How to assure kernel execution ended?

I’m trying to measure the time my kernel takes, but a question came up: what is the best way to assure it execution has terminated? Creating an event and after the enqueue make event.wait() or instead make queue.finish() ?

P.S. as you might have noticed I’m working with C++ bindings.

In C i use profiling for timming my kernel, you have to past to the queue properties the CL_QUEUE_PROFILING_ENABLE flag and then take de event object from clEnqueueNDRangeKernel. After that put that event object to the clWaitForEvents function and then with clGetEventProfilingInfo with the flags CL_PROFILING_COMMAND_START and CL_PROFILING_COMMAND_END takes theirs values on two variables of type long long as and example. To complet the process, yo must to take the difference between this variables and divide the result 1e9 to get timming in second for example. A good practice is take various timmings of the NDRanger in a loop and then promediate, the technique is the same and you not have to run the firsts steps of your programs.

The most efficient way to do this is to use wait().

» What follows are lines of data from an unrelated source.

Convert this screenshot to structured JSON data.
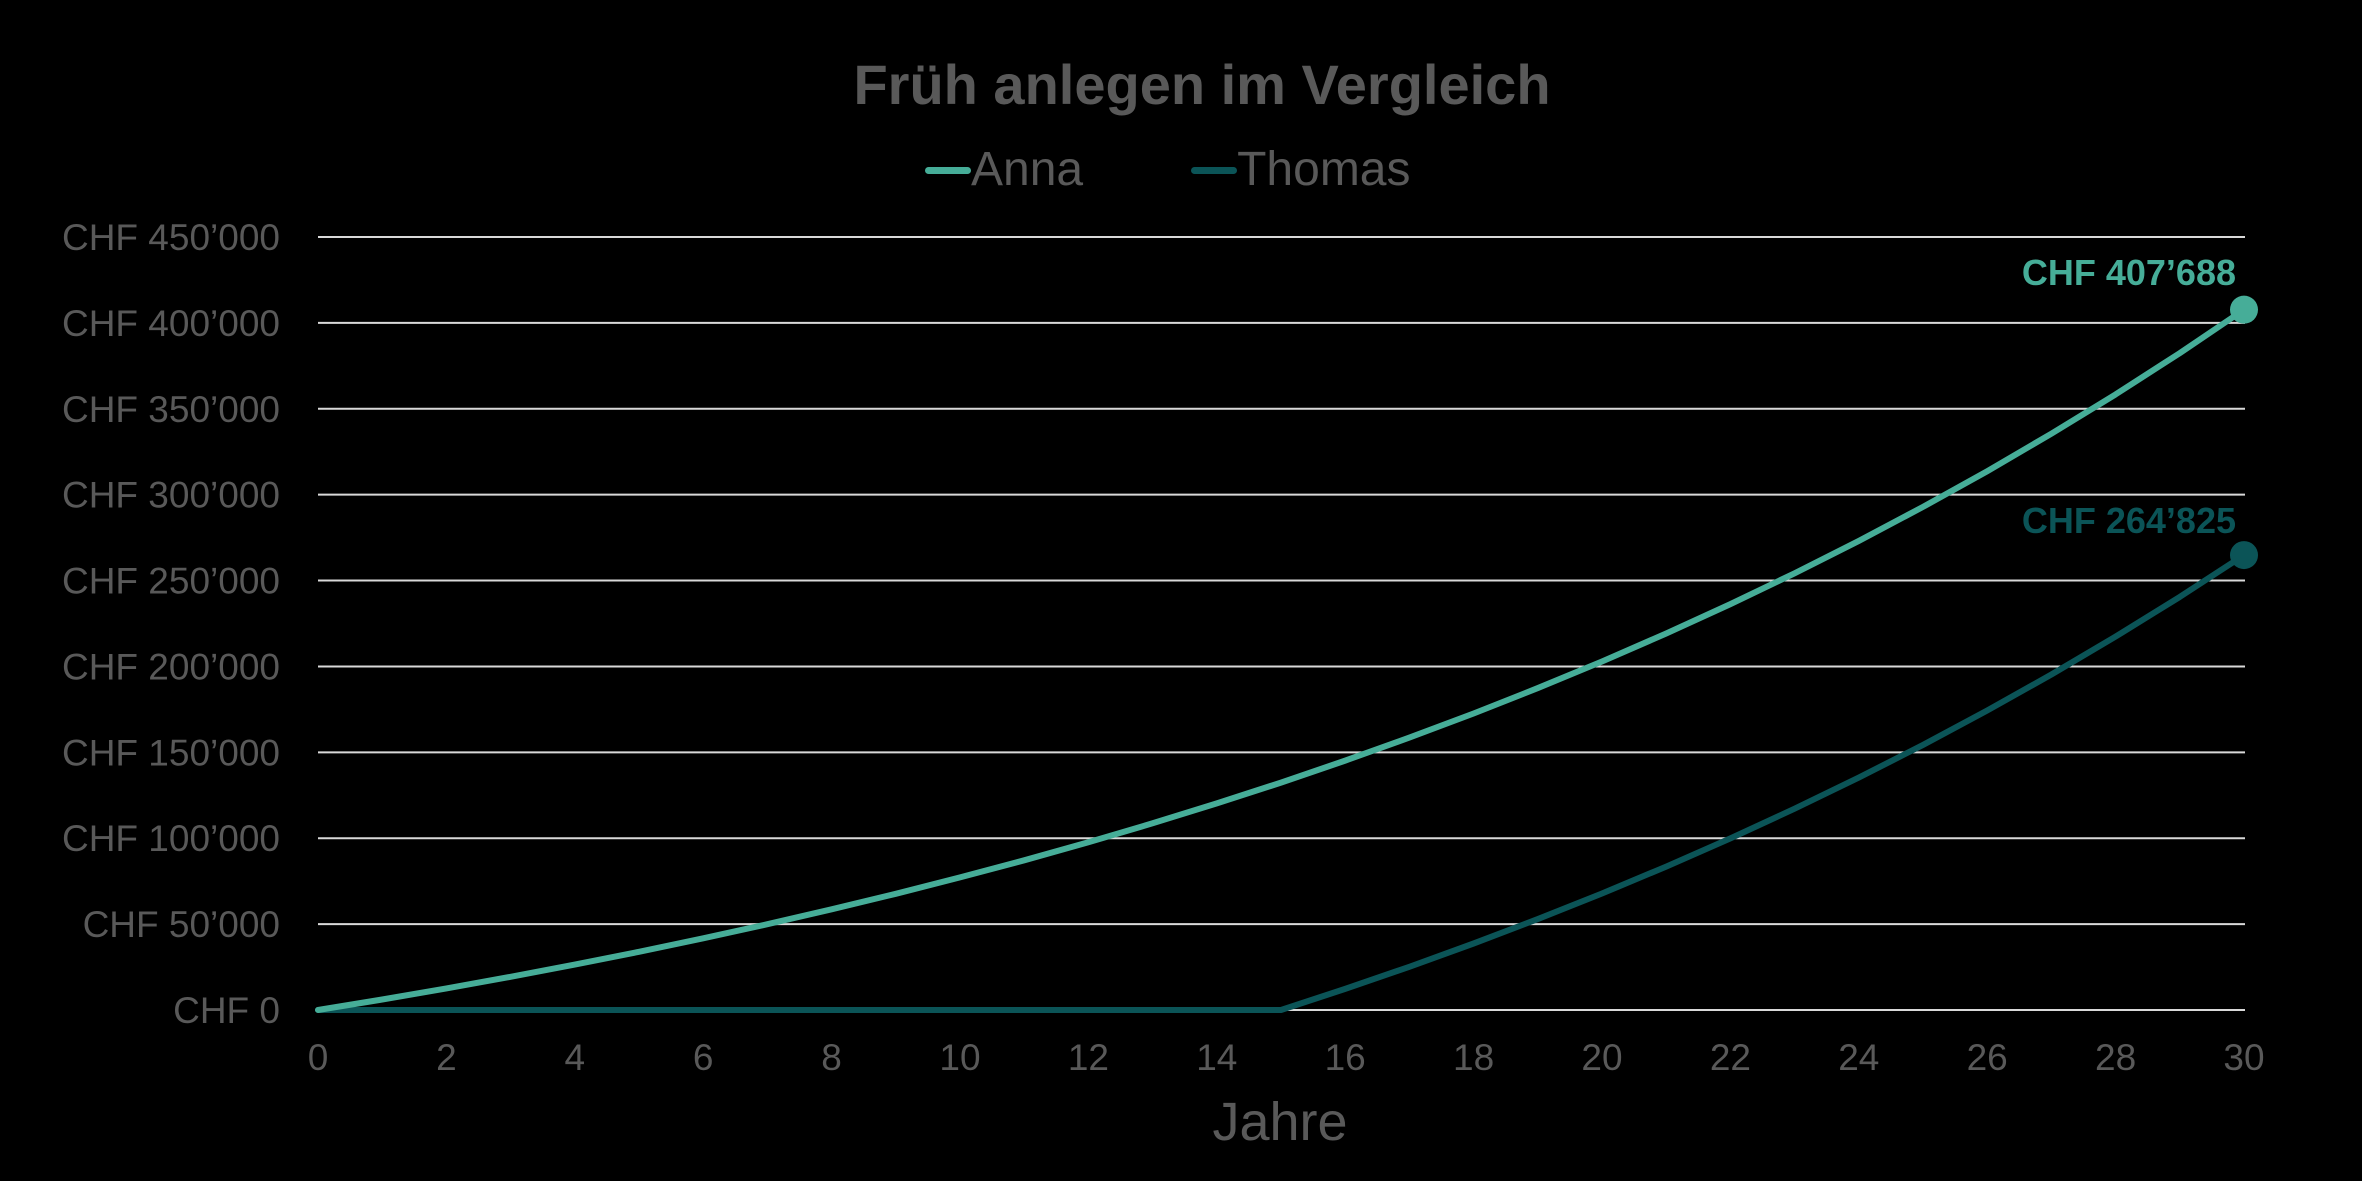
{
  "chart_data": {
    "type": "line",
    "title": "Früh anlegen im Vergleich",
    "xlabel": "Jahre",
    "ylabel": "",
    "xlim": [
      0,
      30
    ],
    "ylim": [
      0,
      450000
    ],
    "x_ticks": [
      "0",
      "2",
      "4",
      "6",
      "8",
      "10",
      "12",
      "14",
      "16",
      "18",
      "20",
      "22",
      "24",
      "26",
      "28",
      "30"
    ],
    "y_ticks": [
      "CHF 0",
      "CHF 50’000",
      "CHF 100’000",
      "CHF 150’000",
      "CHF 200’000",
      "CHF 250’000",
      "CHF 300’000",
      "CHF 350’000",
      "CHF 400’000",
      "CHF 450’000"
    ],
    "y_tick_values": [
      0,
      50000,
      100000,
      150000,
      200000,
      250000,
      300000,
      350000,
      400000,
      450000
    ],
    "grid": "horizontal",
    "legend_position": "top",
    "x": [
      0,
      1,
      2,
      3,
      4,
      5,
      6,
      7,
      8,
      9,
      10,
      11,
      12,
      13,
      14,
      15,
      16,
      17,
      18,
      19,
      20,
      21,
      22,
      23,
      24,
      25,
      26,
      27,
      28,
      29,
      30
    ],
    "series": [
      {
        "name": "Anna",
        "color": "#46ad98",
        "values": [
          0,
          6136,
          12580,
          19346,
          26448,
          33904,
          41737,
          49960,
          58596,
          67654,
          77178,
          87170,
          97676,
          108684,
          120259,
          132402,
          145166,
          158556,
          172621,
          187396,
          202897,
          219183,
          236279,
          254222,
          273073,
          292869,
          313648,
          335468,
          358370,
          382424,
          407688
        ],
        "end_label": "CHF 407’688"
      },
      {
        "name": "Thomas",
        "color": "#0b5457",
        "values": [
          0,
          0,
          0,
          0,
          0,
          0,
          0,
          0,
          0,
          0,
          0,
          0,
          0,
          0,
          0,
          0,
          12273,
          25160,
          38690,
          52896,
          67810,
          83474,
          99920,
          117192,
          135308,
          154355,
          174337,
          195333,
          217359,
          240470,
          264825
        ],
        "end_label": "CHF 264’825"
      }
    ]
  },
  "legend": {
    "items": [
      {
        "label": "Anna",
        "color": "#46ad98"
      },
      {
        "label": "Thomas",
        "color": "#0b5457"
      }
    ]
  },
  "colors": {
    "background": "#000000",
    "text": "#595959",
    "grid": "#d9d9d9"
  }
}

Finish() is a very heavy command as it will make sure everything in the command queue finishes, not just your kernel.

Is there a huge difference between the timing methods mentioned, i.e. using profiling and using a timer and wait()?
Using your own timer probably also measures the overhead of calling EnqueueNDRangeKernel() etc., but these operations aren’t very expensive, are they?

I think enqueueing itself takes only a few ms.